Thankfully, the Dotterel were still on show, though initially most of the birds were sitting in stubble and not overly showy. David was still on hand, as were Johnny Allan, Peter Alfrey and a surprisingly small crowd of onlookers; eventually the Dotterel got up and started feeding. I took these images from the public footpath along the side of the field, having seen that passing dog walkers and their charges were not alarming the birds in any way, and having checked with my fellow observers before approaching carefully. It was suggested that the flock comprised nine females and six males, though at least two of the duller birds may have been second-calendar-years (in which case perhaps they are not so straightforward to sex?).

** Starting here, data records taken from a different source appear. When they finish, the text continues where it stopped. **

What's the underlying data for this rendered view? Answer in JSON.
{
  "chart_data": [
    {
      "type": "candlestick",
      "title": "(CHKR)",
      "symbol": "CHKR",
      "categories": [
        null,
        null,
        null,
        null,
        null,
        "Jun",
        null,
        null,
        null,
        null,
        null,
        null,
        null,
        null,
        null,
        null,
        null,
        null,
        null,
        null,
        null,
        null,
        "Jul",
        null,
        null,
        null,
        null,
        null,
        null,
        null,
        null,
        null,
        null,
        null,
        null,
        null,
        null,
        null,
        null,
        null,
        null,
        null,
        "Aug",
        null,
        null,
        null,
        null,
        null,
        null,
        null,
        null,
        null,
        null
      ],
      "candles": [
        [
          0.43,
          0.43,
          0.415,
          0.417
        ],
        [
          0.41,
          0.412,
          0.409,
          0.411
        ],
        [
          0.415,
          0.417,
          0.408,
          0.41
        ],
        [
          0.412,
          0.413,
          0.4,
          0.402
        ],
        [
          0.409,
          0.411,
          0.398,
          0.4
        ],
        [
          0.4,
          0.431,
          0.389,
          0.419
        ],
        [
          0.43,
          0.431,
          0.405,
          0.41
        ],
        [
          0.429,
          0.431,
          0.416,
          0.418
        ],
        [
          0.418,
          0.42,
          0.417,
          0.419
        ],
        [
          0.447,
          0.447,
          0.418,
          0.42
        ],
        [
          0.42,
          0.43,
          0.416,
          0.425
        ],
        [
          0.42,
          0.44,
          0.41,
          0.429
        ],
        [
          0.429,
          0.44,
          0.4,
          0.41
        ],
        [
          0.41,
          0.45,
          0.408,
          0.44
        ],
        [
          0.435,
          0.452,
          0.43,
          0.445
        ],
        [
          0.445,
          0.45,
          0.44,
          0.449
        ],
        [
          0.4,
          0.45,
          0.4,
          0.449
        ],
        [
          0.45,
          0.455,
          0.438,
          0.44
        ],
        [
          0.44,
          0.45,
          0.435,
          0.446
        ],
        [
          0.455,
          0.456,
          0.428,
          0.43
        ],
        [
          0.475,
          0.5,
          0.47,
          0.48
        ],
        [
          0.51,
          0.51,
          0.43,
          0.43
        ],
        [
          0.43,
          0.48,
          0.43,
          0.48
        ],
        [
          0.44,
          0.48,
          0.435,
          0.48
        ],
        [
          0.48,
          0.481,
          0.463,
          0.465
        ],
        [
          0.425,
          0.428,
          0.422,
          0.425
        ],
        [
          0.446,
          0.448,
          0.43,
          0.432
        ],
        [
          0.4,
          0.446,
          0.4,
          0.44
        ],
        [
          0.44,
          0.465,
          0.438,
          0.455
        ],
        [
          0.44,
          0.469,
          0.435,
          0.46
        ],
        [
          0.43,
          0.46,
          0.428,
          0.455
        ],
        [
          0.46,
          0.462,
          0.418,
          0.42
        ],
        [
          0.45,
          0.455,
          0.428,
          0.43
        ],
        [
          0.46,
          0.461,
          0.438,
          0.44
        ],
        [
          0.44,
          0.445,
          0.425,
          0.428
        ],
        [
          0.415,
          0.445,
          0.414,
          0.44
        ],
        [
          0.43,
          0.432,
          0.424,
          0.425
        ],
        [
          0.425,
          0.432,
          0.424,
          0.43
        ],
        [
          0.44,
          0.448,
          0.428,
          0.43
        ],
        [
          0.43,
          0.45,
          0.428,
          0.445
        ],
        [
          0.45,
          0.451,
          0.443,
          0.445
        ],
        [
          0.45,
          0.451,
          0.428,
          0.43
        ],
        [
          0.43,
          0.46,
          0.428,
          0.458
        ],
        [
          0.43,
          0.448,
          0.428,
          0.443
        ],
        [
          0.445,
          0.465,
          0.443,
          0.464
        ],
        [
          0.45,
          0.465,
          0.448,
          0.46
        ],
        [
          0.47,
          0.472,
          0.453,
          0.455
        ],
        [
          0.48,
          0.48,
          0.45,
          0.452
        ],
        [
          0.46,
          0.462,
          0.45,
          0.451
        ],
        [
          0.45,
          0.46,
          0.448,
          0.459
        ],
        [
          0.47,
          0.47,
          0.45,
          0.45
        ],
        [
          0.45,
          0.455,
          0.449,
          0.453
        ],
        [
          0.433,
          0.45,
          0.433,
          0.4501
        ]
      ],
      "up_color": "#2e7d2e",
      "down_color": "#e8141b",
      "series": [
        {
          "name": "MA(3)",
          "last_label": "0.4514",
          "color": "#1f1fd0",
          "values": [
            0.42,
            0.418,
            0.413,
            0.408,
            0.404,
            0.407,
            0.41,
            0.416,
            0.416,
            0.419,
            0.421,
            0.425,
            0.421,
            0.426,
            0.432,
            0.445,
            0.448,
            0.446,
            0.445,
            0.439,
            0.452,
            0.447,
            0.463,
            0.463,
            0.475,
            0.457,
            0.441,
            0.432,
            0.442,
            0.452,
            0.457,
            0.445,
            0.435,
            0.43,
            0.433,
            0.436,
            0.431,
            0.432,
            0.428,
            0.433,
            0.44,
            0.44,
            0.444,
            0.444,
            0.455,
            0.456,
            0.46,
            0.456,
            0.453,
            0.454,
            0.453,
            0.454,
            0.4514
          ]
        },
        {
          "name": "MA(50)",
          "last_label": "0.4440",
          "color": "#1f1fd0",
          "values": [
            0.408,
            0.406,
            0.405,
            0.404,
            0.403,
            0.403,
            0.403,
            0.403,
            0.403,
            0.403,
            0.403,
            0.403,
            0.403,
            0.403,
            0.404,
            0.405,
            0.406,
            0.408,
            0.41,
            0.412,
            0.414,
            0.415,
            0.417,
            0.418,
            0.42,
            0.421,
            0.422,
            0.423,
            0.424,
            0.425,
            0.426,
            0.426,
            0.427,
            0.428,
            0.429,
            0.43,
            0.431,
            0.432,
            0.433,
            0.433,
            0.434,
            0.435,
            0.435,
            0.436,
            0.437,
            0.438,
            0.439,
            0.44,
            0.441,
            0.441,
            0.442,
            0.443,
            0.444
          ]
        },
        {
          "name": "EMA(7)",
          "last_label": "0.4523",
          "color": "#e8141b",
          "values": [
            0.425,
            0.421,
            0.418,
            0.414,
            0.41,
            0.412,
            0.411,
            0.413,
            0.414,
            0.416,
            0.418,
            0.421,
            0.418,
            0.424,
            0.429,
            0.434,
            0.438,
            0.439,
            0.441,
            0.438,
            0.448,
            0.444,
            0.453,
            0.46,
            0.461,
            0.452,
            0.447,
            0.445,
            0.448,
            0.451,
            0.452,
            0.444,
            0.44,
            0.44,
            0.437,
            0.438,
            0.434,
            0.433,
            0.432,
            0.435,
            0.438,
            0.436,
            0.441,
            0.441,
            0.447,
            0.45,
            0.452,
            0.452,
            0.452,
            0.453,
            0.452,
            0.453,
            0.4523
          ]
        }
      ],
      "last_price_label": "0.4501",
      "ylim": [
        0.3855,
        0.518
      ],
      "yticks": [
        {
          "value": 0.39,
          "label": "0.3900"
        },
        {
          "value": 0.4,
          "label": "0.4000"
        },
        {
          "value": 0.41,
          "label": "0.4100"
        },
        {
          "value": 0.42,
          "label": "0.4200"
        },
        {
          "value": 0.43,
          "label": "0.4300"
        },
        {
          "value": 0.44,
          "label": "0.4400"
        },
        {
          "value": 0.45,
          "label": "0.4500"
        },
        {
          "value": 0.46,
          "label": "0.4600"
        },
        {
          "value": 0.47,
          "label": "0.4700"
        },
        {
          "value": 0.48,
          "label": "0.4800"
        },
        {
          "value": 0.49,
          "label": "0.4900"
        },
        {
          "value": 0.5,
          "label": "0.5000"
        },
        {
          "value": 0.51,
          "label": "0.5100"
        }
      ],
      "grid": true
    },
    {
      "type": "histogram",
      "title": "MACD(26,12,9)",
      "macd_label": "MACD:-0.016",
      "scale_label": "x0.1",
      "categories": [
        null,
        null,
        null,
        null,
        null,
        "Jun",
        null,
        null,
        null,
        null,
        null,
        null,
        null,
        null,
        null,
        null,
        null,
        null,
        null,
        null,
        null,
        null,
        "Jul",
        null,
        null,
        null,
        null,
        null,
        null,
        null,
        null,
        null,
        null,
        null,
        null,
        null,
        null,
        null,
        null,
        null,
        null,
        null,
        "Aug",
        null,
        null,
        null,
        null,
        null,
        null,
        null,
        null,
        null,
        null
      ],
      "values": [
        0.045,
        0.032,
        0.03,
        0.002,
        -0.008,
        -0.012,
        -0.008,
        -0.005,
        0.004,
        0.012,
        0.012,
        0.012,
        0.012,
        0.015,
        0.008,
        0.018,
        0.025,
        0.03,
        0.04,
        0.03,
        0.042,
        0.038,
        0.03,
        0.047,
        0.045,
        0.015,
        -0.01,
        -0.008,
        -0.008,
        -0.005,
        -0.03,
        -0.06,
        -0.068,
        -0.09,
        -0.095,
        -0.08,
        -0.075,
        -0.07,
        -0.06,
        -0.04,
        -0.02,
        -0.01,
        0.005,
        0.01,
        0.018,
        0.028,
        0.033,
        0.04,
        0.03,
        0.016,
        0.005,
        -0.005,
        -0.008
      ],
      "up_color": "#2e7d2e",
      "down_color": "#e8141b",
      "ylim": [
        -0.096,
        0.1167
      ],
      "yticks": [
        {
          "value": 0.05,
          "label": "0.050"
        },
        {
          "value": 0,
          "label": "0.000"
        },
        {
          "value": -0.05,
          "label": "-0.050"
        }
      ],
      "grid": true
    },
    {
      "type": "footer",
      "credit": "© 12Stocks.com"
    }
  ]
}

Dotterel are a good find anywhere on migration. A rare breeder in Britain, it is thought that a high proportion of birds reach the breeding grounds without stopping (The Migration Atlas). Away from a very few regular (or formerly so) stop-over sites such as Black Peak Farm in Cambridgeshire and Pendle Hill, Lancs, inland birds are bordering on the exceptional, hence the absence of records in Surrey for 128 years. Only once have I been lucky enough to find a migrant, a single bird on Lundy, Devon, back in May 1991 when I was twitching the Ancient Murrelet there. The last London record closely matches this one, and involved a flock of 16 birds at London Colney on 7 May 1994; I wasn't able to get there then, so this grip-back has been a long time coming.